La disposition en défilement est peu utilisée, le sable détourné risquant d'envahir d'autres zones d'habitat et de mise en valeur situées à de très grandes distances de la zone qui fait l'objet des travaux de protection.

- Avec le sable d'origine maritime on édifie la palissade de bordure de mer, c'est-à-dire aussi prés que possible de la zone de mobilisation du sable. Elle créera une dune artificielle appelée cordon littoral.

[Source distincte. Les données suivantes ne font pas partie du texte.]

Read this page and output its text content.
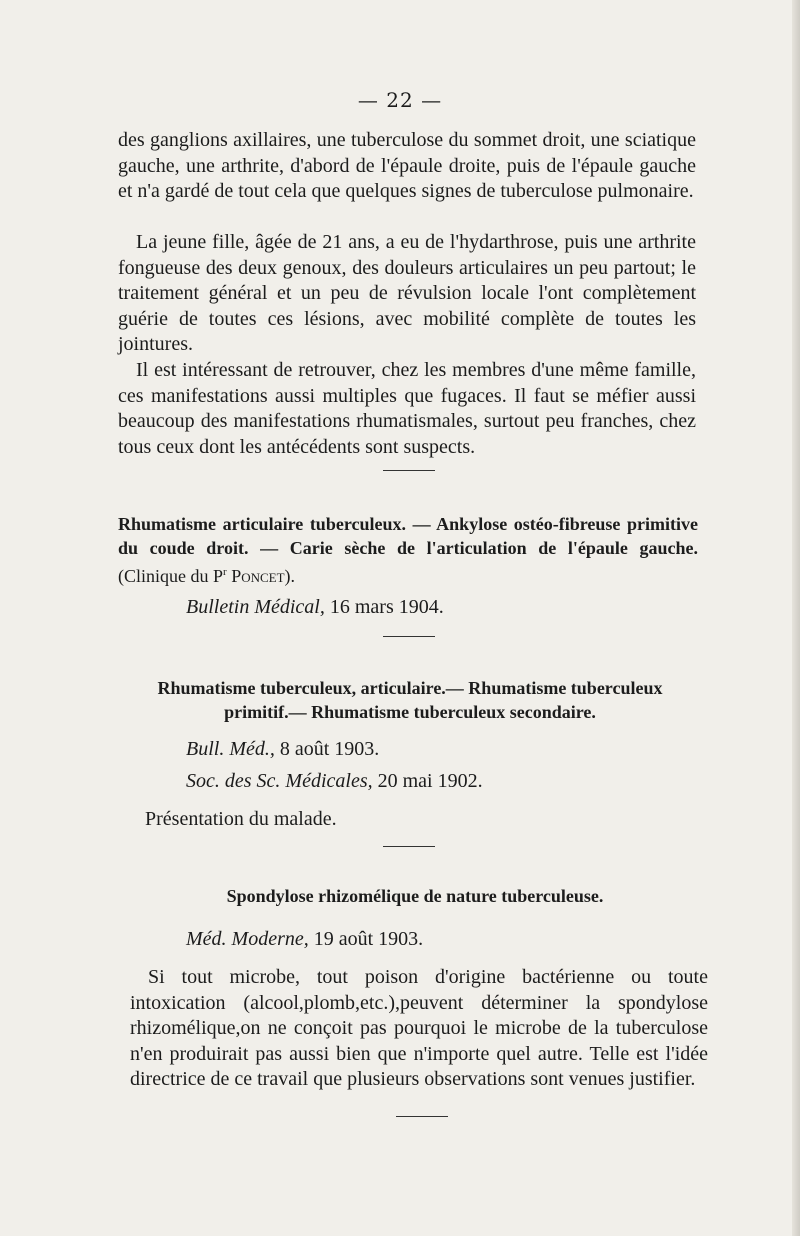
— 22 —

des ganglions axillaires, une tuberculose du sommet droit, une sciatique gauche, une arthrite, d'abord de l'épaule droite, puis de l'épaule gauche et n'a gardé de tout cela que quelques signes de tuberculose pulmonaire.

La jeune fille, âgée de 21 ans, a eu de l'hydarthrose, puis une arthrite fongueuse des deux genoux, des douleurs articulaires un peu partout; le traitement général et un peu de révulsion locale l'ont complètement guérie de toutes ces lésions, avec mobilité complète de toutes les jointures.

Il est intéressant de retrouver, chez les membres d'une même famille, ces manifestations aussi multiples que fugaces. Il faut se méfier aussi beaucoup des manifestations rhumatismales, surtout peu franches, chez tous ceux dont les antécédents sont suspects.

Rhumatisme articulaire tuberculeux. — Ankylose ostéo-fibreuse primitive du coude droit. — Carie sèche de l'articulation de l'épaule gauche. (Clinique du $P^r$ Poncet).

Bulletin Médical, 16 mars 1904.

Rhumatisme tuberculeux, articulaire.— Rhumatisme tuberculeux primitif.— Rhumatisme tuberculeux secondaire.

Bull. Méd., 8 août 1903.

Soc. des Sc. Médicales, 20 mai 1902.

Présentation du malade.

Spondylose rhizomélique de nature tuberculeuse.

Méd. Moderne, 19 août 1903.

Si tout microbe, tout poison d'origine bactérienne ou toute intoxication (alcool,plomb,etc.),peuvent déterminer la spondylose rhizomélique,on ne conçoit pas pourquoi le microbe de la tuberculose n'en produirait pas aussi bien que n'importe quel autre. Telle est l'idée directrice de ce travail que plusieurs observations sont venues justifier.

Si le rivage est perpendiculaire à la direction du vent dominant le cordon littoral se comportera comme une dune en arrêt, et s'il est oblique à cette direction il aura le même effet qu'une dune en défilement. Il faudra alors construire des épis transversaux s'appuyant sur le cordon littoral et empêchant la progression d'une partie du sable le long de celui-ci.

2. L'édification de la palissade

2.1 Le positionnement
2.2 Les caractéristiques
2.3 La confection


2.1 Le positionnement

Aucune des parties de la palissade ne doit se situer à moins de 200 mètres de la zone à protéger. Si elle parvient à cette distance, il faut en interrompre l'édification et créer une seconde palissade de 40 à 50 mètres au vent de la première (figure 12).

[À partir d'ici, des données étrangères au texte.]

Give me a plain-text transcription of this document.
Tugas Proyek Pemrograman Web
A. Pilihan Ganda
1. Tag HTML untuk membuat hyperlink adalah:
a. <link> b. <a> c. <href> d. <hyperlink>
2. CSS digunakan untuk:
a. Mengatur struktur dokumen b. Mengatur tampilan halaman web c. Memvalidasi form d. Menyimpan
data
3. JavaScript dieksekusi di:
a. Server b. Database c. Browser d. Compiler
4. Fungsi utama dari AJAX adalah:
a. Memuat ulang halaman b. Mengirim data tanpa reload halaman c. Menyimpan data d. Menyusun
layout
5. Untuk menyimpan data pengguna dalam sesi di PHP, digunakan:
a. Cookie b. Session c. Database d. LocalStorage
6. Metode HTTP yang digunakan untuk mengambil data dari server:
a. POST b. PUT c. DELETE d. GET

En aucun cas la distance entre deux palissades successives ne doit descendre au-dessous d'une trentaine de mètres.

Fig. 12 - Tracé de la dune artificielle par rapport à la zone à protéger

2.2 Les caractéristiques

Pour remplir efficacement son rôle, la palissade doit répondre aux caractéristiques suivantes (figure 13):

Fig. 13 - Palissade

- être perméable au vent afin d'en ralentir la vitesse et permettre le dépôt du sable sans provoquer de phénomène tourbillonnaire. Cette perméabilité favorise l'accumulation du sable de part et d'autre de la palissade dont la surface des vides est comprise entre 30 et 40 % de sa surface totale;

- avoir une hauteur allant de 1 mètre et 1,20 mètre. Une taille plus importante ne se justifierait pas puisque 95% du sable déplacé par le vent l'est dans les 30 premiers centimètres au-dessus de la surface du sol.

2.3 La confection

a) L'utilisation de palmes
b) L'utilisation de plaques de fibro-ciment
c) L'utilisation d'un grillage synthétique
d) L'utilisation de branchages


L'orientation de la palissade étant déterminée, on procède au piquetage de son tracé à l'aide d'une boussole de terrain, de jalons ou de piquets (figure 14). Pour sa confection, différents types de matériaux peuvent être utilisés dont le choix dépend des conditions d'approvisionnement et du prix de revient.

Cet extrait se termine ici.